Power BI can obtain datasets from R scripts, though as of the September 2016 release of Power BI the integration is not so slick.
For example, we may wish to explore a possible log-linear relationship in our data or the potential of a polynomial relationship. While we could, in principle, add columns to a dataset using Power Query, this approach would be clumsy and lack transparency for many aspects of exploratory data analysis. It would be far easier to use R, a language specifically developed for statistical analysis, to set up data in the desired form and then import the data into Power BI.
At present, Power BI can only import data in the form of an R data frame, so you must plan your script accordingly. Data structures like matrices and vectors cannot yet be imported into Power BI, so you must either restrict your script to the use of data frames or convert matrices into data frames within your script.
I suspect it will not be too long before Power BI boasts integration with an R development environment like RStudio or Visual Studio with the R add-in. As of September 2016, the R visualizations tool can launch an R IDE, but to the best of my knowledge, it still requires a copy-and-paste to bring the script into Power BI once the editing is complete. Importing data from an R script remains at present a manual operation.
For our example, we will read a two-column CSV file into an R dataframe containing pairs of data points representing educational level and current wage. We shall then add a third column to the dataframe containing the log of the wage. Our R script looks like this:
df[,‘LogWage’] <- log(df[,‘PEERNH2’])
Once our script has been tested, there are two ways to bring the dataframe into Power BI.

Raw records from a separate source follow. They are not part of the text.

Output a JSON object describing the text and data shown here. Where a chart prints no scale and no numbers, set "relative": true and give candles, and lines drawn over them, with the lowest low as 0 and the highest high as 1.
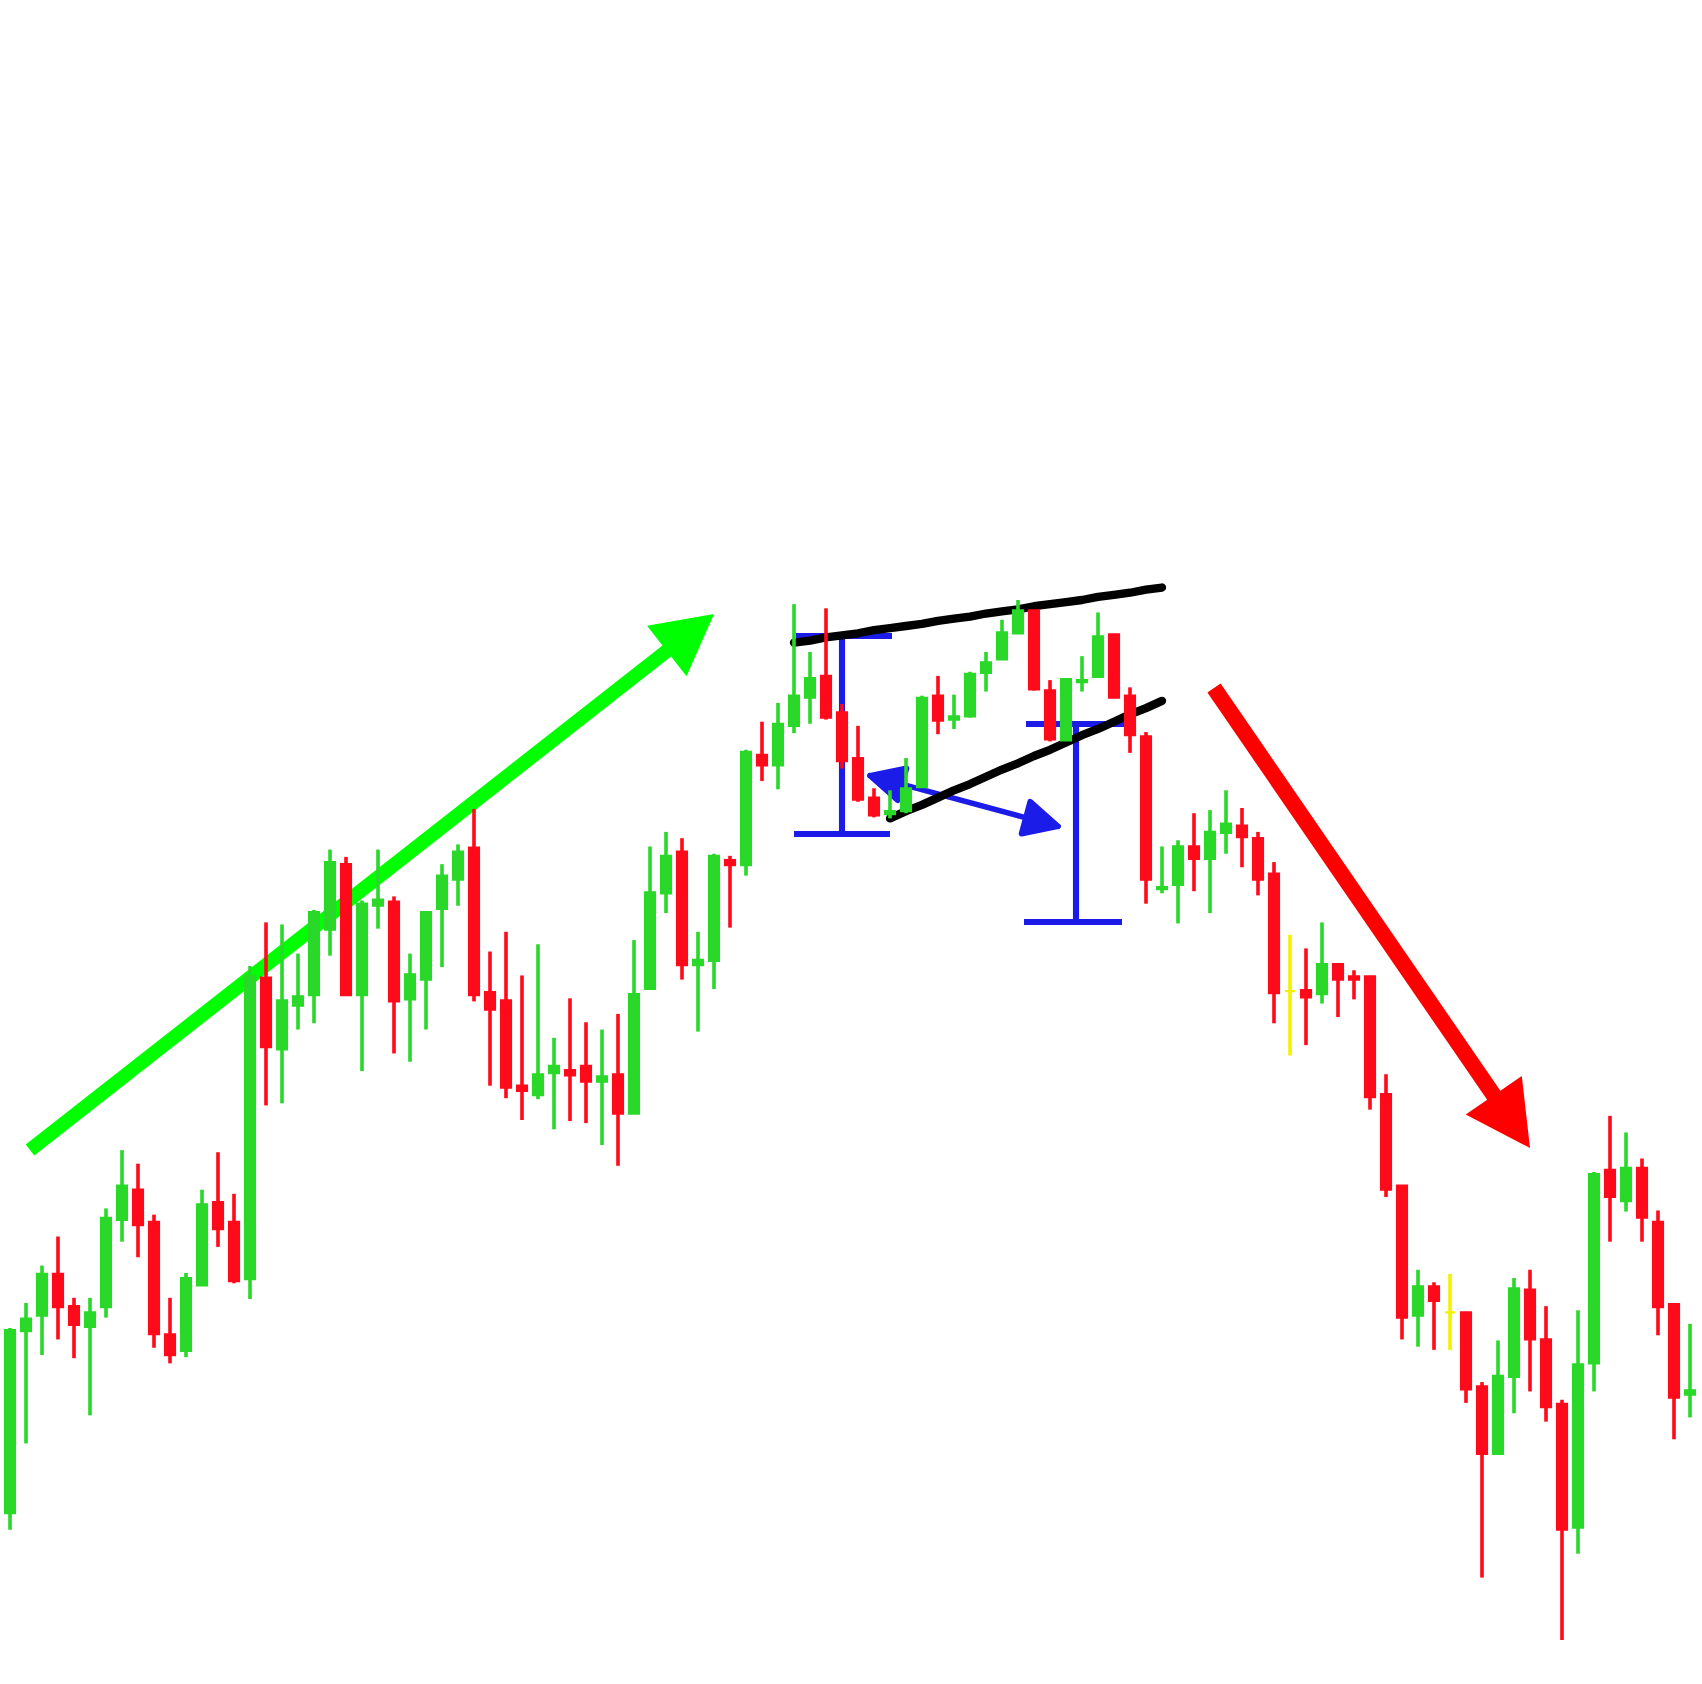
{
  "chart_data": {
    "type": "candlestick",
    "relative": true,
    "categories": [
      null,
      null,
      null,
      null,
      null,
      null,
      null,
      null,
      null,
      null,
      null,
      null,
      null,
      null,
      null,
      null,
      null,
      null,
      null,
      null,
      null,
      null,
      null,
      null,
      null,
      null,
      null,
      null,
      null,
      null,
      null,
      null,
      null,
      null,
      null,
      null,
      null,
      null,
      null,
      null,
      null,
      null,
      null,
      null,
      null,
      null,
      null,
      null,
      null,
      null,
      null,
      null,
      null,
      null,
      null,
      null,
      null,
      null,
      null,
      null,
      null,
      null,
      null,
      null,
      null,
      null,
      null,
      null,
      null,
      null,
      null,
      null,
      null,
      null,
      null,
      null,
      null,
      null,
      null,
      null,
      null,
      null,
      null,
      null,
      null,
      null,
      null,
      null,
      null,
      null,
      null,
      null,
      null,
      null,
      null,
      null,
      null,
      null,
      null,
      null,
      null,
      null,
      null,
      null,
      null,
      null
    ],
    "ohlc": [
      [
        0.122,
        0.3,
        0.106,
        0.298
      ],
      [
        0.297,
        0.324,
        0.189,
        0.309
      ],
      [
        0.312,
        0.36,
        0.274,
        0.352
      ],
      [
        0.352,
        0.388,
        0.289,
        0.32
      ],
      [
        0.321,
        0.329,
        0.271,
        0.303
      ],
      [
        0.301,
        0.329,
        0.216,
        0.315
      ],
      [
        0.32,
        0.415,
        0.31,
        0.406
      ],
      [
        0.404,
        0.471,
        0.383,
        0.437
      ],
      [
        0.433,
        0.458,
        0.368,
        0.399
      ],
      [
        0.402,
        0.409,
        0.281,
        0.294
      ],
      [
        0.294,
        0.329,
        0.266,
        0.274
      ],
      [
        0.278,
        0.353,
        0.272,
        0.348
      ],
      [
        0.341,
        0.433,
        0.341,
        0.419
      ],
      [
        0.421,
        0.469,
        0.378,
        0.395
      ],
      [
        0.402,
        0.429,
        0.343,
        0.345
      ],
      [
        0.347,
        0.648,
        0.328,
        0.638
      ],
      [
        0.637,
        0.69,
        0.514,
        0.57
      ],
      [
        0.568,
        0.688,
        0.516,
        0.615
      ],
      [
        0.61,
        0.66,
        0.587,
        0.619
      ],
      [
        0.62,
        0.702,
        0.593,
        0.7
      ],
      [
        0.683,
        0.76,
        0.658,
        0.748
      ],
      [
        0.746,
        0.753,
        0.62,
        0.62
      ],
      [
        0.62,
        0.711,
        0.547,
        0.708
      ],
      [
        0.706,
        0.76,
        0.684,
        0.712
      ],
      [
        0.71,
        0.715,
        0.564,
        0.614
      ],
      [
        0.616,
        0.66,
        0.556,
        0.64
      ],
      [
        0.635,
        0.7,
        0.587,
        0.7
      ],
      [
        0.703,
        0.746,
        0.647,
        0.735
      ],
      [
        0.731,
        0.765,
        0.706,
        0.758
      ],
      [
        0.762,
        0.799,
        0.614,
        0.62
      ],
      [
        0.623,
        0.662,
        0.533,
        0.606
      ],
      [
        0.615,
        0.681,
        0.521,
        0.531
      ],
      [
        0.533,
        0.639,
        0.5,
        0.528
      ],
      [
        0.524,
        0.669,
        0.52,
        0.544
      ],
      [
        0.545,
        0.579,
        0.491,
        0.552
      ],
      [
        0.548,
        0.617,
        0.499,
        0.543
      ],
      [
        0.552,
        0.594,
        0.497,
        0.537
      ],
      [
        0.537,
        0.587,
        0.476,
        0.542
      ],
      [
        0.544,
        0.602,
        0.456,
        0.506
      ],
      [
        0.506,
        0.673,
        0.506,
        0.621
      ],
      [
        0.626,
        0.763,
        0.626,
        0.719
      ],
      [
        0.718,
        0.777,
        0.699,
        0.754
      ],
      [
        0.758,
        0.771,
        0.635,
        0.649
      ],
      [
        0.649,
        0.681,
        0.585,
        0.654
      ],
      [
        0.653,
        0.756,
        0.626,
        0.754
      ],
      [
        0.75,
        0.754,
        0.685,
        0.745
      ],
      [
        0.745,
        0.856,
        0.735,
        0.854
      ],
      [
        0.851,
        0.883,
        0.826,
        0.841
      ],
      [
        0.841,
        0.901,
        0.818,
        0.881
      ],
      [
        0.879,
        0.996,
        0.872,
        0.908
      ],
      [
        0.906,
        0.95,
        0.881,
        0.925
      ],
      [
        0.927,
        0.992,
        0.885,
        0.887
      ],
      [
        0.892,
        0.9,
        0.838,
        0.845
      ],
      [
        0.848,
        0.879,
        0.806,
        0.808
      ],
      [
        0.81,
        0.819,
        0.791,
        0.793
      ],
      [
        0.794,
        0.817,
        0.79,
        0.797
      ],
      [
        0.797,
        0.848,
        0.795,
        0.819
      ],
      [
        0.82,
        0.908,
        0.82,
        0.906
      ],
      [
        0.908,
        0.927,
        0.871,
        0.884
      ],
      [
        0.885,
        0.909,
        0.876,
        0.888
      ],
      [
        0.888,
        0.931,
        0.887,
        0.929
      ],
      [
        0.93,
        0.95,
        0.912,
        0.94
      ],
      [
        0.943,
        0.981,
        0.943,
        0.969
      ],
      [
        0.968,
        1.0,
        0.968,
        0.99
      ],
      [
        0.99,
        0.99,
        0.913,
        0.914
      ],
      [
        0.913,
        0.923,
        0.864,
        0.866
      ],
      [
        0.865,
        0.924,
        0.865,
        0.924
      ],
      [
        0.921,
        0.946,
        0.912,
        0.923
      ],
      [
        0.926,
        0.988,
        0.926,
        0.965
      ],
      [
        0.967,
        0.967,
        0.906,
        0.906
      ],
      [
        0.908,
        0.916,
        0.853,
        0.87
      ],
      [
        0.869,
        0.873,
        0.708,
        0.731
      ],
      [
        0.722,
        0.763,
        0.718,
        0.724
      ],
      [
        0.726,
        0.769,
        0.689,
        0.763
      ],
      [
        0.763,
        0.795,
        0.72,
        0.751
      ],
      [
        0.751,
        0.798,
        0.699,
        0.777
      ],
      [
        0.776,
        0.817,
        0.756,
        0.785
      ],
      [
        0.783,
        0.8,
        0.743,
        0.772
      ],
      [
        0.771,
        0.777,
        0.716,
        0.731
      ],
      [
        0.737,
        0.748,
        0.593,
        0.622
      ],
      [
        0.624,
        0.678,
        0.562,
        0.624
      ],
      [
        0.625,
        0.665,
        0.572,
        0.618
      ],
      [
        0.621,
        0.69,
        0.612,
        0.65
      ],
      [
        0.65,
        0.65,
        0.599,
        0.635
      ],
      [
        0.638,
        0.644,
        0.616,
        0.635
      ],
      [
        0.638,
        0.638,
        0.51,
        0.522
      ],
      [
        0.525,
        0.544,
        0.426,
        0.433
      ],
      [
        0.437,
        0.437,
        0.289,
        0.31
      ],
      [
        0.312,
        0.356,
        0.282,
        0.34
      ],
      [
        0.34,
        0.344,
        0.279,
        0.326
      ],
      [
        0.315,
        0.352,
        0.279,
        0.315
      ],
      [
        0.315,
        0.315,
        0.228,
        0.241
      ],
      [
        0.244,
        0.248,
        0.06,
        0.179
      ],
      [
        0.179,
        0.288,
        0.179,
        0.254
      ],
      [
        0.253,
        0.348,
        0.218,
        0.338
      ],
      [
        0.337,
        0.356,
        0.239,
        0.289
      ],
      [
        0.289,
        0.321,
        0.21,
        0.224
      ],
      [
        0.227,
        0.231,
        0.0,
        0.106
      ],
      [
        0.108,
        0.317,
        0.083,
        0.265
      ],
      [
        0.266,
        0.45,
        0.239,
        0.448
      ],
      [
        0.452,
        0.504,
        0.383,
        0.426
      ],
      [
        0.422,
        0.488,
        0.412,
        0.454
      ],
      [
        0.454,
        0.463,
        0.383,
        0.406
      ],
      [
        0.402,
        0.413,
        0.293,
        0.32
      ],
      [
        0.323,
        0.323,
        0.193,
        0.233
      ],
      [
        0.236,
        0.304,
        0.214,
        0.24
      ]
    ],
    "colors": [
      "#2ad82a",
      "#2ad82a",
      "#2ad82a",
      "#ff0a1a",
      "#ff0a1a",
      "#2ad82a",
      "#2ad82a",
      "#2ad82a",
      "#ff0a1a",
      "#ff0a1a",
      "#ff0a1a",
      "#2ad82a",
      "#2ad82a",
      "#ff0a1a",
      "#ff0a1a",
      "#2ad82a",
      "#ff0a1a",
      "#2ad82a",
      "#2ad82a",
      "#2ad82a",
      "#2ad82a",
      "#ff0a1a",
      "#2ad82a",
      "#2ad82a",
      "#ff0a1a",
      "#2ad82a",
      "#2ad82a",
      "#2ad82a",
      "#2ad82a",
      "#ff0a1a",
      "#ff0a1a",
      "#ff0a1a",
      "#ff0a1a",
      "#2ad82a",
      "#2ad82a",
      "#ff0a1a",
      "#ff0a1a",
      "#2ad82a",
      "#ff0a1a",
      "#2ad82a",
      "#2ad82a",
      "#2ad82a",
      "#ff0a1a",
      "#2ad82a",
      "#2ad82a",
      "#ff0a1a",
      "#2ad82a",
      "#ff0a1a",
      "#2ad82a",
      "#2ad82a",
      "#2ad82a",
      "#ff0a1a",
      "#ff0a1a",
      "#ff0a1a",
      "#ff0a1a",
      "#2ad82a",
      "#2ad82a",
      "#2ad82a",
      "#ff0a1a",
      "#2ad82a",
      "#2ad82a",
      "#2ad82a",
      "#2ad82a",
      "#2ad82a",
      "#ff0a1a",
      "#ff0a1a",
      "#2ad82a",
      "#2ad82a",
      "#2ad82a",
      "#ff0a1a",
      "#ff0a1a",
      "#ff0a1a",
      "#2ad82a",
      "#2ad82a",
      "#ff0a1a",
      "#2ad82a",
      "#2ad82a",
      "#ff0a1a",
      "#ff0a1a",
      "#ff0a1a",
      "#f2f200",
      "#ff0a1a",
      "#2ad82a",
      "#ff0a1a",
      "#ff0a1a",
      "#ff0a1a",
      "#ff0a1a",
      "#ff0a1a",
      "#2ad82a",
      "#ff0a1a",
      "#f2f200",
      "#ff0a1a",
      "#ff0a1a",
      "#2ad82a",
      "#2ad82a",
      "#ff0a1a",
      "#ff0a1a",
      "#ff0a1a",
      "#2ad82a",
      "#2ad82a",
      "#ff0a1a",
      "#2ad82a",
      "#ff0a1a",
      "#ff0a1a",
      "#ff0a1a",
      "#2ad82a"
    ],
    "series": [
      {
        "type": "line",
        "color": "#000000",
        "values": [
          null,
          null,
          null,
          null,
          null,
          null,
          null,
          null,
          null,
          null,
          null,
          null,
          null,
          null,
          null,
          null,
          null,
          null,
          null,
          null,
          null,
          null,
          null,
          null,
          null,
          null,
          null,
          null,
          null,
          null,
          null,
          null,
          null,
          null,
          null,
          null,
          null,
          null,
          null,
          null,
          null,
          null,
          null,
          null,
          null,
          null,
          null,
          null,
          null,
          0.959,
          0.961,
          0.964,
          0.966,
          0.968,
          0.971,
          0.973,
          0.975,
          0.977,
          0.98,
          0.982,
          0.984,
          0.987,
          0.989,
          0.991,
          0.994,
          0.996,
          0.998,
          1.0,
          1.003,
          1.005,
          1.007,
          1.01,
          1.012,
          null,
          null,
          null,
          null,
          null,
          null,
          null,
          null,
          null,
          null,
          null,
          null,
          null,
          null,
          null,
          null,
          null,
          null,
          null,
          null,
          null,
          null,
          null,
          null,
          null,
          null,
          null,
          null,
          null,
          null,
          null,
          null,
          null
        ]
      },
      {
        "type": "line",
        "color": "#000000",
        "values": [
          null,
          null,
          null,
          null,
          null,
          null,
          null,
          null,
          null,
          null,
          null,
          null,
          null,
          null,
          null,
          null,
          null,
          null,
          null,
          null,
          null,
          null,
          null,
          null,
          null,
          null,
          null,
          null,
          null,
          null,
          null,
          null,
          null,
          null,
          null,
          null,
          null,
          null,
          null,
          null,
          null,
          null,
          null,
          null,
          null,
          null,
          null,
          null,
          null,
          null,
          null,
          null,
          null,
          null,
          null,
          0.79,
          0.797,
          0.803,
          0.81,
          0.817,
          0.823,
          0.83,
          0.837,
          0.843,
          0.85,
          0.856,
          0.863,
          0.87,
          0.876,
          0.883,
          0.89,
          0.896,
          0.903,
          null,
          null,
          null,
          null,
          null,
          null,
          null,
          null,
          null,
          null,
          null,
          null,
          null,
          null,
          null,
          null,
          null,
          null,
          null,
          null,
          null,
          null,
          null,
          null,
          null,
          null,
          null,
          null,
          null,
          null,
          null,
          null,
          null
        ]
      }
    ]
  }
}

Going to the Get Data | More … dialog in Power BI desktop, we see that “R Script” is one of the choices on the list. If you wish to get to that choice a little faster, “R Script” can be found in the “Other” section of the Get Data dialog.
As exciting as the “R Script” choice is, clicking on the choice disappoints a little the first time.
Pasting the entire R script into this dialog has the advantage of permanently keeping the script within the Power BI file. Without better integration of an R development environment, however, altering or maintaining R code stored in this way will prove to be a nightmare. At present, keeping the R script as a separate file seems to provide greater advantages. In this method, the script pasted into the Execute R Script dialog would simply be a one-line script invoking the R “source” function. Clearly, if you use this method you must scrupulously maintain the directory location of the scripts so they can be found by Power BI when time comes to refresh the data.
Even though you are typing in Power BI, it’s still an R script, so don’t forget to escape your backslashes!
After you click OK, the R data frame will be imported by the Power Query machinery, the same as any other data source. In fact, you can open the Power Query editor and modify the newly created dataset there if need be, using the graphical environment or writing M script.
Clearly, this is not the environment in which we would like to edit a longer R script, to say nothing of debugging one.
Although the user interface is not as slick as one might like, the ease of which R data frames can be imported into Power BI make this a technique that no serious Power BI analyst can afford to ignore.